3 - Dans quelle direction poursuivre la réforme des Universités ?

La sélection des étudiants serait l’étape suivante logique de l’autonomie des Universités, qui permettrait de mettre enfin un terme à un système d’éducation supérieur à deux vitesses, avec des classes préparatoires et des grandes écoles ultra-compétitives d’un côté, et des facs ultra-égalitaristes de l’autre. La France est le seul pays d’Europe où le bac tienne lieu de sésame pour l’entrée à l’Université (une règle instaurée par Napoléon Bonaparte, et totalement inadaptée à la démocratisation de l’enseignement supérieur). Brisons le tabou. En permettant aux Universités de rentrer ouvertement en compétition pour attirer les meilleurs élèves et les meilleurs professeurs (et davantage de capitaux), ne permettrait-on pas l’émergence d’établissements d’excellence, challengers naturels des grandes écoles.

4 - Comment moderniser la République ?

Dans son dernier classement des démocraties à travers le monde, The Economist, décidément mal luné envers la France, a créé la surprise en dégradant notre pays dans le groupe des « démocraties imparfaites », au 31ème rang – entre l’Afrique du Sud et la Slovénie.

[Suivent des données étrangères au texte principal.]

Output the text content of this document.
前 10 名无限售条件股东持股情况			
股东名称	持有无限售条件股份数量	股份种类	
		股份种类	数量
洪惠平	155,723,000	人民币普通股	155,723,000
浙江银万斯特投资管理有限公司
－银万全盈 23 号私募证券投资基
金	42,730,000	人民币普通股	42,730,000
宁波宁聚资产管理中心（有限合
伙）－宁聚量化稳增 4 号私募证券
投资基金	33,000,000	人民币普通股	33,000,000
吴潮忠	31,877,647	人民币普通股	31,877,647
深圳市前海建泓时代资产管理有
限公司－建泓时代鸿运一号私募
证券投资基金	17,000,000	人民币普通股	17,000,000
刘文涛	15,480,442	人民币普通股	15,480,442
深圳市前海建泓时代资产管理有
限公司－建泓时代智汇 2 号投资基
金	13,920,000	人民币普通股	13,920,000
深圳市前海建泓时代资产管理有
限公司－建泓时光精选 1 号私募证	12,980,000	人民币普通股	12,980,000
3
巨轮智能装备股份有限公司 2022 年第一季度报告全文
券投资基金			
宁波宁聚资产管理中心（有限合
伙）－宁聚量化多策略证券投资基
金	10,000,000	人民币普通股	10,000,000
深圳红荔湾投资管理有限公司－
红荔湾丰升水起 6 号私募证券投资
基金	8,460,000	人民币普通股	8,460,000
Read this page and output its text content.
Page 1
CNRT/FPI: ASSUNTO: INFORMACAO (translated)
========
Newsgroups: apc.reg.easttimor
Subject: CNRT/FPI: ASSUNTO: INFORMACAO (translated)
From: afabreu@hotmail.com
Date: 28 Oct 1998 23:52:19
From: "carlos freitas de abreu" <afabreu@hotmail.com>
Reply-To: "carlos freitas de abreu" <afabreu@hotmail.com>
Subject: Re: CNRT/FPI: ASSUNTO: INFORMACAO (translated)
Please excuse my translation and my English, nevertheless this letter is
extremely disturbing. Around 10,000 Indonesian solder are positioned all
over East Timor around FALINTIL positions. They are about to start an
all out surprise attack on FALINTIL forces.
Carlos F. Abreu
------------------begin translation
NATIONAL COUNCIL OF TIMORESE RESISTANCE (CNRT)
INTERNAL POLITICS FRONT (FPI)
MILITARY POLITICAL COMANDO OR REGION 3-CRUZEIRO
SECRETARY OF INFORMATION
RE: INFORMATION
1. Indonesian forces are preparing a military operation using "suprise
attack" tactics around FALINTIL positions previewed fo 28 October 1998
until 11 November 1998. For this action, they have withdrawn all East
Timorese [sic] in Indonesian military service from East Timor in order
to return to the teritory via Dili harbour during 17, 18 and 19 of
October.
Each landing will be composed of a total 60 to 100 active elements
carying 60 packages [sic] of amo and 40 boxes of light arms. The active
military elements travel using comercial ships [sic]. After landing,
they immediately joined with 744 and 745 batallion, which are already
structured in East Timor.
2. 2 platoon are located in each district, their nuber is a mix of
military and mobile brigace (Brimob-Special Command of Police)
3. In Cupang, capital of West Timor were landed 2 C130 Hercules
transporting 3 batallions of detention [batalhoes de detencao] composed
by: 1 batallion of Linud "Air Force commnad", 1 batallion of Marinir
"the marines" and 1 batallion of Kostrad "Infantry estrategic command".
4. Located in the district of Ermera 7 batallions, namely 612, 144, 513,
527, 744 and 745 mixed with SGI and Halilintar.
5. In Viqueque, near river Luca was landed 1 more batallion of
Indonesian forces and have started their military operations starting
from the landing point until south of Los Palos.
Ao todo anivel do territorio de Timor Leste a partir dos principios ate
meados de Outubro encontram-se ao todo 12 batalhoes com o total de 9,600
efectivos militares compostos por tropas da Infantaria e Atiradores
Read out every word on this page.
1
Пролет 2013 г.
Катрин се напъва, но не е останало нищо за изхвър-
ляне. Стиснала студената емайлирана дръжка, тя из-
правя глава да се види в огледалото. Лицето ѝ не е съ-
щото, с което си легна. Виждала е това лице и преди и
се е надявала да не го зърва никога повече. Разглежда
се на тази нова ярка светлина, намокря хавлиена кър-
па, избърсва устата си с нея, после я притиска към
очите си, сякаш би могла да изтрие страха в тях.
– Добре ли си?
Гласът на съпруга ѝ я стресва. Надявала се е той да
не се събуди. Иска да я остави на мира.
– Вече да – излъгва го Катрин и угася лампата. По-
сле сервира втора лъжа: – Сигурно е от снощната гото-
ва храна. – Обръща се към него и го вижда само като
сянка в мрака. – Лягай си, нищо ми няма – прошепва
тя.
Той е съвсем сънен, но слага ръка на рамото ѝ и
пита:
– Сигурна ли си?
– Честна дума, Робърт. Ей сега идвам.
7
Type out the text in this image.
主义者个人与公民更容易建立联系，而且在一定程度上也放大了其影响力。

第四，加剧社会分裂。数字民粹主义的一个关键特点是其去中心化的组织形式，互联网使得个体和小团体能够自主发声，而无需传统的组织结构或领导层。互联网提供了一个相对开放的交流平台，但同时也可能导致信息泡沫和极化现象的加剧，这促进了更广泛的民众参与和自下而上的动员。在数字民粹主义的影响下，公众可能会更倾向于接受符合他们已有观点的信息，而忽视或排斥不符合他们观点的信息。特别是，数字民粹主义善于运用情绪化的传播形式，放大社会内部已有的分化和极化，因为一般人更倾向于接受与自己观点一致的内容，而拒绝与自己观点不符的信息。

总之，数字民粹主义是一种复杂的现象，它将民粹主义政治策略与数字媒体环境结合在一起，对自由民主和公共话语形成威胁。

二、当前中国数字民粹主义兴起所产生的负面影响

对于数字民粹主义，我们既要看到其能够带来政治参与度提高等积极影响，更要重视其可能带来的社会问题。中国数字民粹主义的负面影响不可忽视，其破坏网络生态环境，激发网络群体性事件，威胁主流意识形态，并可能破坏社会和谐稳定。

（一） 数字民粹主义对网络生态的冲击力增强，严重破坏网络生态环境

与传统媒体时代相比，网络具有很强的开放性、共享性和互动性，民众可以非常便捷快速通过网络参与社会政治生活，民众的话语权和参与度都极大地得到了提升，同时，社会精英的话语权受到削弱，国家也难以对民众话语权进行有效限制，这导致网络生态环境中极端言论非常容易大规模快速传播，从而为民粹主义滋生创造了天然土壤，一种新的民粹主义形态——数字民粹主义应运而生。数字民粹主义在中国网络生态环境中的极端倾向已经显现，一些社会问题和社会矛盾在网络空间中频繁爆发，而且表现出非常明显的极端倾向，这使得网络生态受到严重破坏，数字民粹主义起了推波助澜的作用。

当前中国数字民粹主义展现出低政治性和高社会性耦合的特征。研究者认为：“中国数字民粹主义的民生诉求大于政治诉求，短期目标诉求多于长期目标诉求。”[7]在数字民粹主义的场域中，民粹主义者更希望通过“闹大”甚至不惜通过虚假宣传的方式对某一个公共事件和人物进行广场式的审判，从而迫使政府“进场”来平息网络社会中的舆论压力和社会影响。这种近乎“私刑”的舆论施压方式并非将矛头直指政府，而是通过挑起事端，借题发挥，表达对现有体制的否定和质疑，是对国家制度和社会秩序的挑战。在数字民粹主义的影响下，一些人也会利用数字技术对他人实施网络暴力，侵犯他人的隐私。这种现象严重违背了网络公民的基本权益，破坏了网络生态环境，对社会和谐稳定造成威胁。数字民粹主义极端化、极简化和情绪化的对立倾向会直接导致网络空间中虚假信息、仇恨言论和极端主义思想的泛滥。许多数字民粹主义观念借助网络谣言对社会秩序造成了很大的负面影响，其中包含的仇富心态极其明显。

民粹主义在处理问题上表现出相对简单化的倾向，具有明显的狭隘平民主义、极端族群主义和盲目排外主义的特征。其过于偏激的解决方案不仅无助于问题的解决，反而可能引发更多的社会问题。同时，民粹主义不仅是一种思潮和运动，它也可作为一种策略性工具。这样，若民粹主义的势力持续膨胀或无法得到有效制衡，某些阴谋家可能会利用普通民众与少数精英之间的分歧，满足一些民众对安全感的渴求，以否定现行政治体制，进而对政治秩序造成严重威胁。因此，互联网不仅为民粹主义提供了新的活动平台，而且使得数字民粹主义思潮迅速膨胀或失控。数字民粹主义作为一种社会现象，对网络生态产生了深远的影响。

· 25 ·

The Economist ne mettait pas en cause l’Etat de droit ou le pluralisme, mais déplorait la méfiance des citoyens vis-à-vis des partis politiques (le taux de confiance le plus bas des pays développés !). Comment s’en étonner, alors que notre classe politique est la plus vieille d’Europe? L’âge moyen d’un député est le même que l’âge moyen de départ à la retraite pour le reste de la population : 59 ans ! Surtout, la tradition du cumul des mandats (plus de 85 % des députés sont également élus locaux), une anomalie démocratique qui n’existe dans aucun autre pays, fait des Parlementaires les serviteurs de leur clientèle locale. Pourquoi ne pas interdire strictement de cumuler le mandat de Parlementaire avec tout autre mandat politique ? Cela sonnerait le glas des baronnies, et le début d’une vie politique moins professionnelle et… plus responsable.

5 - Quel doit être le rôle de la France dans le monde ?

L’international est mystérieusement absent de cette campagne. François Hollande, après ses imprudentes sorties sur la réforme du Conseil de Sécurité de l’ONU, se contente désormais de propos convenus sur la « dégradation de l’image de la France ». Nicolas Sarkozy, qui pourrait pourtant défendre un bilan plus qu’honorable sur son action extérieure (de la Géorgie à la Côte d’Ivoire en passant par la Libye), ne lui consacre qu’une ligne dans sa « Lettre aux Français ». Les seules controverses concernent le calendrier du retrait d’Afghanistan. On est loin de la campagne de 2007, où les convictions « atlantistes » de Nicolas Sarkozy avaient profondément remodelé le paysage diplomatique.

Cinq questions, cinq absences. Qui faut-il blâmer ? Les candidats qui n’y répondent pas, ou les journalistes qui ne les posent pa ? En tous les cas, le prochain Président réservera autant de surprises à ses électeurs.